In this blog post, we demonstrated the value and feasibility of building Knowledge Graphs from unstructured textual data using GraphAware Hume and LLMs with minimal initial effort. Steps to follow:

  • Create a new Hume KG project
  • Import and configure two predefined workflows
  • Validate & normalise: run the 1 - Run LLM4KG workflow and leverage click-through UI to validate and normalise entities and relations.
  • Produce the KG: run the 2 - Create a KG workflow to produce the final KG

Though this “few click” solution is far from ideal in terms of knowledge extraction accuracy, it does have a huge potential.

Firstly, it can be used to answer the question, What is in this pile of documents? i.e. to produce a quick initial Proof of Concept-quality KG that anyone can do without any data science skills. They can then use the powerful Hume visualisation and graph algorithms to analyse it and draw initial approximate insights to assess the value.

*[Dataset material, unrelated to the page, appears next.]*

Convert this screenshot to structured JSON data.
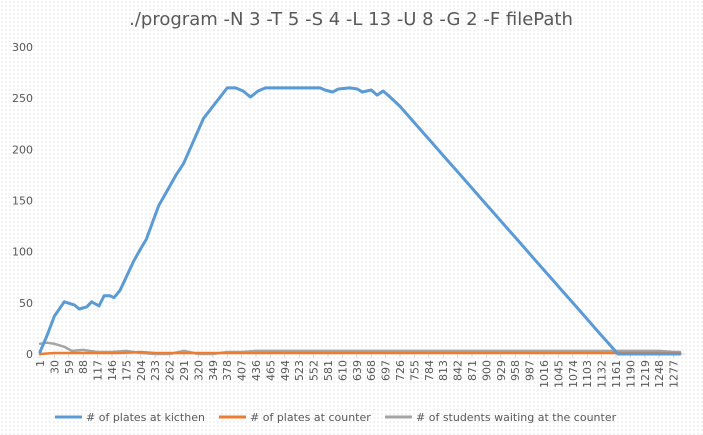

Secondly, once the value is proven, this approach aids the prompt engineering phase (discussed in the following blog post). Remember the click-through validation process of the meta-schema? Well, performing this validation helps, at the same time, to get inspiration of what entities, relations, their properties and generally linguistic complexities should be covered when designing the optimal prompt. Ordinarily, we’d need to read through many pages to discover what specific knowledge we could mine from the documents, as well as to discover the linguistic challenges, so that our synthetic one-shot-learning example in the prompt prepares the LLM well for what is awaiting it in the dataset. Now, with this LLM4KG toolkit in place, the process is significantly streamlined.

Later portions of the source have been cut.